2. When Obama first ran for state senator, in 1995, the incumbent he hoped to replace introduced him to Ayers and Dohrn at a social gathering in their home. Ayers later donated two hundred dollars to his campaign fund. [As I asked in my original post, what it is about Obama that attracts terrorists, including Hamas, and America haters. Even if Obama doesn’t seek them out, Americans should be allowed to understand why they seek him out.]

3. For three years, ending in 2002, Ayers and Obama were both on the board of the Woods Fund of Chicago, a local foundation that gives grants to anti-poverty and arts programs. Ayers is still on the board, which currently has nine members, mostly bankers, lawyers, academics, and businesspeople. [It’s hard to believe that Obama had not figured out by this time who Ayers was. Clearly, either because he’s a doormat, or because he’s utterly unprincipled, or because he agrees with Ayers agenda, Obama was happy to continue in an association with someone who tried then to blow up America and who continues to advocate it now. (And see this Hugh Hewitt column on Obama’s passivity in this regard.) No matter which excuse one offers on Obama’s behalf, he does not come across as Presidential material. Well, maybe President of an anti-American, Marxist, banana republic, but not President of the United States of America.]
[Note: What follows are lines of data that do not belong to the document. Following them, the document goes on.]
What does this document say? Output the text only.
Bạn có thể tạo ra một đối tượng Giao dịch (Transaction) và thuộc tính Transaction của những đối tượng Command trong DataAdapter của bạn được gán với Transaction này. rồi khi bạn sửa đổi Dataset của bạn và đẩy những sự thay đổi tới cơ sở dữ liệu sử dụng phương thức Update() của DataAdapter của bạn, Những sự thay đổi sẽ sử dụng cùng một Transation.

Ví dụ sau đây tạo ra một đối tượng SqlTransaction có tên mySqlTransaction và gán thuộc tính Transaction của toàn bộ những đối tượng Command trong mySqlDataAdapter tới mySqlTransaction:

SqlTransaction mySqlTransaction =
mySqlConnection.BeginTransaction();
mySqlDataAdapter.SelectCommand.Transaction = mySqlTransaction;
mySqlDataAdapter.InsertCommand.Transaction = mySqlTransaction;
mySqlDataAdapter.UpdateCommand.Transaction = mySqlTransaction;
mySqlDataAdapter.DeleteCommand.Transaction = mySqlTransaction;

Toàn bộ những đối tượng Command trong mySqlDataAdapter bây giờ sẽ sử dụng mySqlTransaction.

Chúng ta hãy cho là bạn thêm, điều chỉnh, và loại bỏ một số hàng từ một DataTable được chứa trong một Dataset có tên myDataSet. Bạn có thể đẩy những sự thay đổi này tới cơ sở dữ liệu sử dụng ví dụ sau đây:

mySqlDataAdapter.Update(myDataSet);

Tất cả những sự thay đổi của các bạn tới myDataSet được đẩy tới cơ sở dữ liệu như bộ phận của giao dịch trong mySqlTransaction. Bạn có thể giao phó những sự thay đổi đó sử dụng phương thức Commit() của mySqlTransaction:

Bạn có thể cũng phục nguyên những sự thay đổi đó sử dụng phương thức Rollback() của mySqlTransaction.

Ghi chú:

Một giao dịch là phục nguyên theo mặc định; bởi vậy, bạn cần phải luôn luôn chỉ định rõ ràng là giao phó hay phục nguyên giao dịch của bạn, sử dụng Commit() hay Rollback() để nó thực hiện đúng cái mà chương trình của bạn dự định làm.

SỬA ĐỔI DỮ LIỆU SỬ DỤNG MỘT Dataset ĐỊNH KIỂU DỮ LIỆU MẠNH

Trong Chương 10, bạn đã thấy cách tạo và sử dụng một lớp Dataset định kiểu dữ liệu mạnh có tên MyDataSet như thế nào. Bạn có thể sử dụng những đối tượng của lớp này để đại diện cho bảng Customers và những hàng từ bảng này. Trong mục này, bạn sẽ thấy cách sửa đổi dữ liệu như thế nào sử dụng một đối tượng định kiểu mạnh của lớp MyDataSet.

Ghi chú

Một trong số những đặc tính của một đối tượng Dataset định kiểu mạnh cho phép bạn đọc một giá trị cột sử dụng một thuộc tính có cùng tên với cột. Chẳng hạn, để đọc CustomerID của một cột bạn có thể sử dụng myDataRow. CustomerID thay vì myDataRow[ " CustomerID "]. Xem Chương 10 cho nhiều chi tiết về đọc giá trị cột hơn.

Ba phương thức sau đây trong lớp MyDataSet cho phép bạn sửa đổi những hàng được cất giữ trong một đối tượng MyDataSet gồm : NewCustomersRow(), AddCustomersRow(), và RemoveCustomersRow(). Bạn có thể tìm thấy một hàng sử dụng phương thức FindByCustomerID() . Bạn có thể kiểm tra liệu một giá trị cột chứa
4. There is absolutely no evidence that Obama ever sympathized with the politics of the Weather Underground, and there is overwhelming evidence (read his books) that he didn’t and doesn’t. [Well, as to that, we differ, Mr. Hertzberg. Obama has surrounded himself by people who hate America. Brush aside his “hope” and “anti-cynicism” waffling, and you get a man who does, in fact, believe that America is unfair and that its most powerful citizens, whether rich or poor, are racist, gun-crazed, homophobic, xenophobic, money-mad, imperialists. Given this viewpoint, if he loves his country, he’s an idiot; and if he things these problems are legitimate and need to be overturned, he’s pretty much in the same bed as Mr. Ayers politically, isn’t he?]

I find amusing the fact that the most recent spin on Obama’s dismal showing in Pennsylvania is that Americans are racists, which is a profoundly insulting, knee-jerk analysis from the Left. It’s not that Americans are racists, it’s that they’re not fools. Obama is the ultimate oreo, that black pejorative term for a person who has dark skin but who is, on the inside, white through and through. He was raised in a white home, he went to an expensive boarding school, he went to Ivy League undergraduate and law schools, his speech and presentation are those of a white person. There is nothing black about Obama except for his forced, politically oriented self-identification as a black man. His skin color is the least of it, not the most of it.

Actually, Obama isn’t really an oreo — black on the outside, white on the inside. His real color isn’t white, it’s Red. A look at his history hints at an internal political world that goes far beyond mere guilt by association, much as Hertzberg wishes it would just stop there.

Obama isn’t being tarred and feathered for waving at his goofy ex-hippie neighbor in the driveway, or for sleeping through 20 years of boring sermons by his loony, but loving preacher. (And you can just see the sitcom Hertzberg is pretending this whole kerfuffle really is, can’t you?) Obama is a committed Leftist, from his reliance on his father’s political views, to his twenty year mentorship at the feet of a radical, black power preacher (whose politics and religious views are themselves 1960s’ offshoots of Leftism), to his political alliance with a radical Marxist who to this day continues to espouse the same radical views.

They seek him out; he seeks them out. This isn’t guilt by association. This is guilt on its own terms.